Selon les premières informations recueillies sur les lieux, l’agression aurait été perpétrée par deux hommes armés circulant à bord d’une moto. Leur objectif : déposséder le conducteur de son engin. Refusant de coopérer, la victime aurait tenté de résister avant d’être touchée mortellement par balle. Elle est décédée sur le coup, laissant derrière elle un corps sans vie et une population sous le choc.
Alertée immédiatement après les faits, la Brigade Eco 18, unité spécialisée dans la sécurité urbaine, est intervenue avec promptitude.
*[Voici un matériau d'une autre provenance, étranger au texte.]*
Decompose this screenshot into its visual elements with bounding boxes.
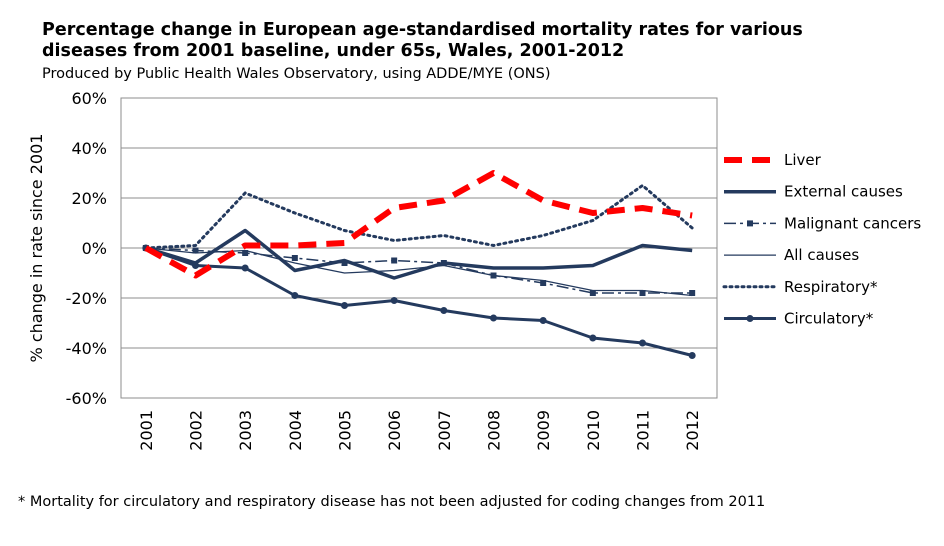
y-axis-label: % change in rate since 2001	[27, 134, 46, 363]
data-point	[589, 334, 597, 342]
x-tick-label: 2010	[584, 410, 603, 451]
data-point	[639, 290, 646, 296]
data-point	[689, 290, 696, 296]
y-tick-label: 0%	[82, 239, 107, 258]
data-point	[688, 352, 696, 359]
footnote: * Mortality for circulatory and respirat…	[18, 494, 766, 510]
y-tick-label: 60%	[71, 89, 107, 108]
data-point	[390, 297, 398, 304]
series-lines	[142, 170, 696, 359]
y-tick-label: -20%	[66, 289, 107, 308]
x-tick-label: 2011	[634, 410, 653, 451]
series-line-external-causes	[145, 228, 693, 280]
data-point	[440, 307, 448, 314]
data-point	[490, 272, 497, 279]
title-line-1: Percentage change in European age-standa…	[42, 20, 803, 40]
chart-title: Percentage change in European age-standa…	[42, 20, 922, 62]
x-tick-label: 2003	[236, 410, 255, 451]
x-tick-label: 2008	[485, 410, 504, 451]
y-tick-label: 20%	[71, 189, 107, 208]
legend: Liver External causes Malignant cancers All…	[722, 151, 921, 328]
chart-subtitle: Produced by Public Health Wales Observat…	[42, 66, 551, 82]
plot-border	[120, 97, 718, 399]
data-point	[589, 290, 596, 296]
x-tick-label: 2005	[336, 410, 355, 451]
y-tick-label: 40%	[71, 139, 107, 158]
series-line-all-causes	[145, 247, 693, 297]
data-point	[391, 257, 398, 264]
legend-marker	[746, 315, 754, 322]
legend-label: Malignant cancers	[784, 214, 921, 232]
y-tick-label: -40%	[66, 339, 107, 358]
y-tick-labels: 60% 40% 20% 0% -20% -40% -60%	[66, 89, 107, 408]
data-point	[539, 317, 547, 324]
x-tick-label: 2001	[137, 410, 156, 451]
x-tick-label: 2012	[683, 410, 702, 451]
legend-label: Circulatory*	[784, 310, 874, 328]
data-point	[192, 247, 199, 254]
x-tick-label: 2006	[385, 410, 404, 451]
data-point	[242, 250, 249, 256]
x-tick-label: 2009	[534, 410, 553, 451]
y-tick-label: -60%	[66, 389, 107, 408]
data-point	[291, 255, 298, 261]
x-tick-label: 2002	[187, 410, 206, 451]
data-point	[341, 260, 348, 266]
legend-label: All causes	[784, 246, 859, 264]
x-tick-labels: 2001 2002 2003 2004 2005 2006 2007 2008 2009 2010…	[137, 410, 702, 451]
x-tick-label: 2007	[435, 410, 454, 451]
legend-marker	[747, 220, 753, 227]
title-line-2: diseases from 2001 baseline, under 65s, …	[42, 41, 625, 61]
data-point	[540, 280, 547, 286]
data-point	[490, 314, 497, 322]
gridlines	[121, 97, 717, 399]
series-line-respiratory	[144, 184, 694, 250]
data-point	[291, 292, 299, 299]
data-point	[341, 302, 348, 309]
series-line-circulatory	[145, 246, 693, 357]
legend-label: Respiratory*	[784, 278, 878, 296]
legend-label: External causes	[784, 183, 903, 201]
data-point	[241, 264, 249, 272]
data-point	[639, 339, 646, 347]
legend-label: Liver	[784, 151, 822, 169]
x-tick-label: 2004	[286, 410, 305, 451]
Grâce à un travail de renseignement efficace et une coordination rapide, deux suspects ont été appréhendés quelques heures plus tard dans la même localité. Ils sont actuellement en garde à vue et font l’objet d’un interrogatoire poussé.
Le corps de la victime a été transporté à la morgue de l’hôpital Ignace Deen pour les besoins de l’autopsie, tandis que l’enquête a été confiée aux services compétents pour faire toute la lumière sur cet acte criminel.
Cet énième cas d’insécurité relance le débat sur la protection des conducteurs de taxi-moto, souvent exposés à des risques majeurs dans l’exercice de leur métier. Plusieurs voix s’élèvent pour réclamer un renforcement de la sécurité dans les zones sensibles de la capitale et une meilleure régulation du secteur du transport informel.
Les autorités communales de Matoto, en collaboration avec les forces de l’ordre, promettent des mesures fermes pour empêcher la récurrence de tels actes et assurer la sécurité des citoyens.
Une cellule psychologique a également été annoncée pour accompagner les proches de la victime. En attendant, les regards sont tournés vers le procès à venir des deux présumés agresseurs, qui pourrait marquer un tournant décisif dans la lutte contre le banditisme urbain.